Private equity investment in India has grown rapidly with investments in maturity cycles of various sectors and companies.
In its analysis of 1,900 investment and 500 sales deals between 2015 and 2020 in India, KPMG has indicated that the value of total yearly deals has doubled and the number of yearly deals has gone up by 60 percent. Excluding sectors such as telecommunications and utilities, PE investment outperformed the capital markets with an average IRR of 29 percent. The analysis is based on 300 selling deals between 2015 and 2019.
The report says that investor confidence in India remains strong. The Indian economy is expected to emerge as the third largest economy by the year 2030 and investors have saved huge capital to participate in India’s success story.
Especially in the last five years, investors have invested billions of dollars in the lifecycle and sectors related to growth, and consumer goods, financial services and e-commerce continue to be in the forefront.
An analysis of the typical 30 deals conducted by KPMG between 2016 and 2020 indicated that return on private investment was good in all sectors.
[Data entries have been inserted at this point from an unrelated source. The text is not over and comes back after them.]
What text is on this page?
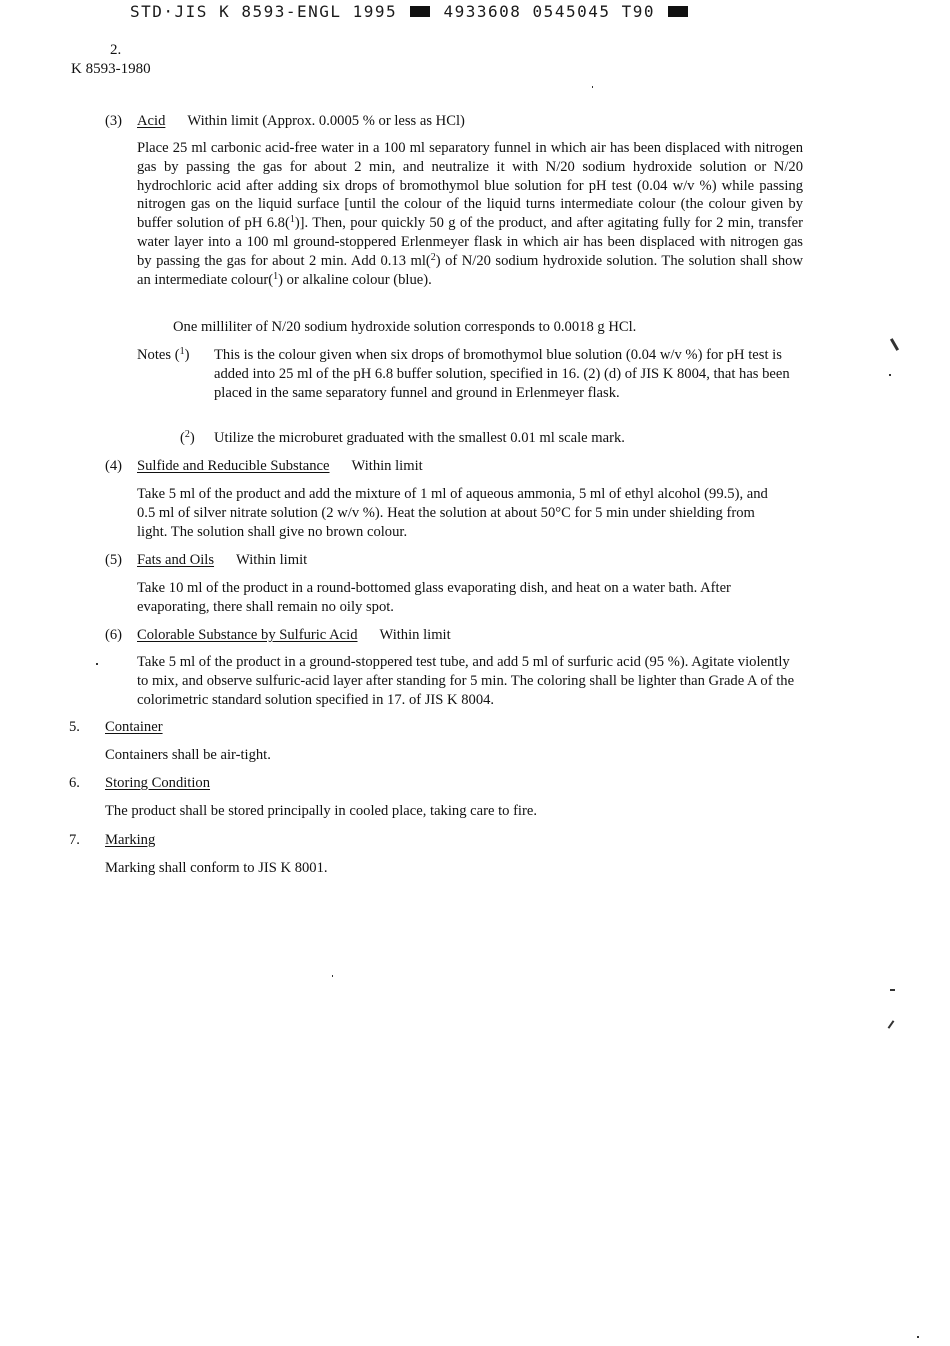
STD·JIS K 8593-ENGL 1995	4933608 0545045 T90
2.
K 8593-1980
(3) Acid Within limit (Approx. 0.0005 % or less as HCl)
Place 25 ml carbonic acid-free water in a 100 ml separatory funnel in which air has been displaced with nitrogen gas by passing the gas for about 2 min, and neutralize it with N/20 sodium hydroxide solution or N/20 hydrochloric acid after adding six drops of bromothymol blue solution for pH test (0.04 w/v %) while passing nitrogen gas on the liquid surface [until the colour of the liquid turns intermediate colour (the colour given by buffer solution of pH 6.8($^1$)]. Then, pour quickly 50 g of the product, and after agitating fully for 2 min, transfer water layer into a 100 ml ground-stoppered Erlenmeyer flask in which air has been displaced with nitrogen gas by passing the gas for about 2 min. Add 0.13 ml($^2$) of N/20 sodium hydroxide solution. The solution shall show an intermediate colour($^1$) or alkaline colour (blue).
One milliliter of N/20 sodium hydroxide solution corresponds to 0.0018 g HCl.
Notes ($^1$) This is the colour given when six drops of bromothymol blue solution (0.04 w/v %) for pH test is added into 25 ml of the pH 6.8 buffer solution, specified in 16. (2) (d) of JIS K 8004, that has been placed in the same separatory funnel and ground in Erlenmeyer flask.
($^2$) Utilize the microburet graduated with the smallest 0.01 ml scale mark.
(4) Sulfide and Reducible Substance Within limit
Take 5 ml of the product and add the mixture of 1 ml of aqueous ammonia, 5 ml of ethyl alcohol (99.5), and 0.5 ml of silver nitrate solution (2 w/v %). Heat the solution at about 50°C for 5 min under shielding from light. The solution shall give no brown colour.
(5) Fats and Oils Within limit
Take 10 ml of the product in a round-bottomed glass evaporating dish, and heat on a water bath. After evaporating, there shall remain no oily spot.
(6) Colorable Substance by Sulfuric Acid Within limit
Take 5 ml of the product in a ground-stoppered test tube, and add 5 ml of surfuric acid (95 %). Agitate violently to mix, and observe sulfuric-acid layer after standing for 5 min. The coloring shall be lighter than Grade A of the colorimetric standard solution specified in 17. of JIS K 8004.
5. Container
Containers shall be air-tight.
6. Storing Condition
The product shall be stored principally in cooled place, taking care to fire.
7. Marking
Marking shall conform to JIS K 8001.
While successful investment has helped to increase the value of the portfolio, PE and VC to differentiate themselves from others, lack of coordination with the founding promoters, management may affect the brand equity of the investor.
The current epidemic has tested the relationship between PEs and their portfolios and those who have regained confidence in management teams and maintained a journey of change (cost control, supply bottlenecks, providing digital facilities to customers, etc.) Have emerged as preferred investors in the market.